By Sherry Qin
Seres Group's shares fell sharply in their Hong Kong trading debut, following the Chinese automaker's lackluster third-quarter results and a broader selloff sparked by Wall Street's losses overnight.
Seres's shares declined 4% on early Wednesday from its listing price of 131.50 Hong Kong dollars. The Chongqing-based company, which is already listed in Shanghai, raised 14.28 billion Hong Kong dollars in gross proceeds, equivalent to US$1.84 billion, by issuing 108.6 million shares.
Seres, which started as an assembler of budget minivans, has transformed into an electric-vehicle maker, leveraging its partnership with tech giant Huawei Technologies for in-car software and assisted driving. Its luxury EV brand, Aito, is one of the most popular high-end EV brands in China.

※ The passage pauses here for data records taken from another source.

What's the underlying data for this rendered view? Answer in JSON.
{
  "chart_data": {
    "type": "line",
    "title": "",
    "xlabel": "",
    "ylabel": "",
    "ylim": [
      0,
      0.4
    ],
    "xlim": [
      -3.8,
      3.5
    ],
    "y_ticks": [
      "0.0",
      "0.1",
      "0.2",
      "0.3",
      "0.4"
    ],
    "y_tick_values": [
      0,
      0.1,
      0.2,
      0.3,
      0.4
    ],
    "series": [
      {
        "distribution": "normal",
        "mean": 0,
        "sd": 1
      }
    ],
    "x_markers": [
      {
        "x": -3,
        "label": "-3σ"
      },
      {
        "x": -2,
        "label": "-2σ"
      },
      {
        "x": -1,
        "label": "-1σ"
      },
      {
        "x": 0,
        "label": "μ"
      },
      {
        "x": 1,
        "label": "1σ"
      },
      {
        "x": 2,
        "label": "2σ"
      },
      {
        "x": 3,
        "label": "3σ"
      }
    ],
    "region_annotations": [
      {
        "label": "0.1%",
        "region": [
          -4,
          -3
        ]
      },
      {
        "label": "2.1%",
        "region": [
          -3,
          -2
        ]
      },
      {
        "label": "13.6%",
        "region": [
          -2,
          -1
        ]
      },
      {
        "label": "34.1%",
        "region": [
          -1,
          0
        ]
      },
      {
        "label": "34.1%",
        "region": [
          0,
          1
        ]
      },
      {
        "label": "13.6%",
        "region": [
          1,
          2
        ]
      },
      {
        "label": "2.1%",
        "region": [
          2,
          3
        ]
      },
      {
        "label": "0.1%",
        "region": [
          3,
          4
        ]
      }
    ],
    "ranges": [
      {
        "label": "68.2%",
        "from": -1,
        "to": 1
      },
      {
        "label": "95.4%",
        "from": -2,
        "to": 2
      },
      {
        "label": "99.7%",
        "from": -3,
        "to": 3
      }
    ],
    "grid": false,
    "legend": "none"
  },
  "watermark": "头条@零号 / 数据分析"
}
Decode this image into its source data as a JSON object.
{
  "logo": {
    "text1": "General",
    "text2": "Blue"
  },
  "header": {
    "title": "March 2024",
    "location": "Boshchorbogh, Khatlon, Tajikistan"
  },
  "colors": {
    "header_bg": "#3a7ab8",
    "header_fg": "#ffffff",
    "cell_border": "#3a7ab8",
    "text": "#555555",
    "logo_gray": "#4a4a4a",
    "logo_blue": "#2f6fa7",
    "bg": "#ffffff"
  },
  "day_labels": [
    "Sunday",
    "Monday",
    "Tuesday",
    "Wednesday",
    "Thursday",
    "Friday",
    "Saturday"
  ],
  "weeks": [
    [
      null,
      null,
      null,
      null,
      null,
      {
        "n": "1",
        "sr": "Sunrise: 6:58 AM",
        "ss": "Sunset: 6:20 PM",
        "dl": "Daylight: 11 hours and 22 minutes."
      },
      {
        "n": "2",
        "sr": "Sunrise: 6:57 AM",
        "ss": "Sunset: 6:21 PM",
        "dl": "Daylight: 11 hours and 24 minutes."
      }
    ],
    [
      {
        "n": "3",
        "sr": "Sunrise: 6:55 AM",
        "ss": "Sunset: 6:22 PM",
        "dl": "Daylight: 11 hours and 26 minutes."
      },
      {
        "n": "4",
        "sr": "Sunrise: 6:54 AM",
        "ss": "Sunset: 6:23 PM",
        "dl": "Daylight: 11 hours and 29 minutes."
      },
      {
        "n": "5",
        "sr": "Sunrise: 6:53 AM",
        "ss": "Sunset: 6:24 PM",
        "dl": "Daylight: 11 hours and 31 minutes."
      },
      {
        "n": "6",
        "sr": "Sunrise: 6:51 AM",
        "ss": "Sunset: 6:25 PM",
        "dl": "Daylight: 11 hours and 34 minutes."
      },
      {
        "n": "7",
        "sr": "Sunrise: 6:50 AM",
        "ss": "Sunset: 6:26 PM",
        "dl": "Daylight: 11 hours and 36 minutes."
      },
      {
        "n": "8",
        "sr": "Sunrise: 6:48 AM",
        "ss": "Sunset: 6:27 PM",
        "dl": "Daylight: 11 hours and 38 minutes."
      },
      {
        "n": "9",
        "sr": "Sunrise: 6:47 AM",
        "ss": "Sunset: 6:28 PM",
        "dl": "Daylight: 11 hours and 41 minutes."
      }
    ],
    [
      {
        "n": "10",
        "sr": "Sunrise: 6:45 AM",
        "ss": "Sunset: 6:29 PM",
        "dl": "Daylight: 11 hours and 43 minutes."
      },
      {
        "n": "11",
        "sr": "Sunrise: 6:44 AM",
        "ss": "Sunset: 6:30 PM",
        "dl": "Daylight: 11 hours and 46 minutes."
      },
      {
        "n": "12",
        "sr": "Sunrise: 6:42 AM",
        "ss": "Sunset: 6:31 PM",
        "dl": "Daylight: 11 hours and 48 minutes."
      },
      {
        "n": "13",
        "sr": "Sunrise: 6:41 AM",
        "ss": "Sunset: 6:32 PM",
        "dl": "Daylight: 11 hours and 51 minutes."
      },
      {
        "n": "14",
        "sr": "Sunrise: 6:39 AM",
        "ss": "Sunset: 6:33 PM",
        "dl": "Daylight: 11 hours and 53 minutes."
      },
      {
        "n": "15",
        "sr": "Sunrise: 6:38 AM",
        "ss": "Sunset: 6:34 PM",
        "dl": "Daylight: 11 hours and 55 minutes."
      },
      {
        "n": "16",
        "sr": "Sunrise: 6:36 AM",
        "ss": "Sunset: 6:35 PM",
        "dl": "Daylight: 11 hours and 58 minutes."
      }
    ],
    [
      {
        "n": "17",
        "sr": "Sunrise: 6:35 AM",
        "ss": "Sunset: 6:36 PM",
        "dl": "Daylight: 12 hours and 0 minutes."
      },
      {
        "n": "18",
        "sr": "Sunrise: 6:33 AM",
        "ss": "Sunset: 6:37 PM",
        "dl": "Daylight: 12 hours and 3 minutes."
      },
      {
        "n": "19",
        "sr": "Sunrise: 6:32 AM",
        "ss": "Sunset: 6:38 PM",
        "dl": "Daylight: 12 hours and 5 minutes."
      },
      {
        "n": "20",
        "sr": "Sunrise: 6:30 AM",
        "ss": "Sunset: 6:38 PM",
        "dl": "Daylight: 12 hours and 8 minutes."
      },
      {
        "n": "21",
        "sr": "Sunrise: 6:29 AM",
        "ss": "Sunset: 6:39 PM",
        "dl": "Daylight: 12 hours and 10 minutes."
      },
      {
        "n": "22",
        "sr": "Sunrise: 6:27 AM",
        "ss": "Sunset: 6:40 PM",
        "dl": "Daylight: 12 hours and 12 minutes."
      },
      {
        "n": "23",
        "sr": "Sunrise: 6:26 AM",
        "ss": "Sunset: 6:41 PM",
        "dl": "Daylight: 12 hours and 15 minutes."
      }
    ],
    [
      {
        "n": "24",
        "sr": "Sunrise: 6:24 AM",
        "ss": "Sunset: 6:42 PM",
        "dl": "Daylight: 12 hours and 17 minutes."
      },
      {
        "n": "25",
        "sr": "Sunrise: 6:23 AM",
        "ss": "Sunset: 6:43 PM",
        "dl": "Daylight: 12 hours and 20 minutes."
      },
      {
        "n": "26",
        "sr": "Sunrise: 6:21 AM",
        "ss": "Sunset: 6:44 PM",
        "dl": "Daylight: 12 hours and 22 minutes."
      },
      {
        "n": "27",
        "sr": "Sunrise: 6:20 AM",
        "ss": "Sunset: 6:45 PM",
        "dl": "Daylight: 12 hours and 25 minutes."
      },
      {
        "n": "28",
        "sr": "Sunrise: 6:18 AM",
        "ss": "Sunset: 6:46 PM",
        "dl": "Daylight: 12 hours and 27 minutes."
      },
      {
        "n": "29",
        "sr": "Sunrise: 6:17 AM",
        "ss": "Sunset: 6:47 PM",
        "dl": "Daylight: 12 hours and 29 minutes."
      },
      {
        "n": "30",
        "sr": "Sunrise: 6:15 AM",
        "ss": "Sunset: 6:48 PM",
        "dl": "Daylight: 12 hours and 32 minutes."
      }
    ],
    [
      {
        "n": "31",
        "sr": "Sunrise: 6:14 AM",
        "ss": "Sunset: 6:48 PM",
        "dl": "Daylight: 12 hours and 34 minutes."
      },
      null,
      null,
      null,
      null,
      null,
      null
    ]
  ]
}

Its 2024 revenue more than quadrupled to 145.1 billion yuan, equivalent to $20.37 billion. Seres also turned profitable last year, reporting net income of 5.9 billion yuan.
However, Citi recently downgraded Seres's Shanghai-listed stocks to neutral from buy, after its third-quarter profit came in below market consensus due to a decline in operational expenditure efficiency.
"Seres's golden age could be coming to an end from early 2026," as it is entering the low season for car sales in first-quarter with increased downside risks on margin trends and strong competition from its peers, Citi analysts said in a note.
Separately, chief executives of Wall Street banks warned of a market correction of more than 10% over the next two years at an investment summit in Hong Kong on Tuesday, sending U.S. stocks lower overnight.
Hong Kong stocks tracked Wall Street's losses, with the Hang Seng Index shedding 0.8% and the Hang Seng Tech Index dropping 1.6% in morning trading Wednesday.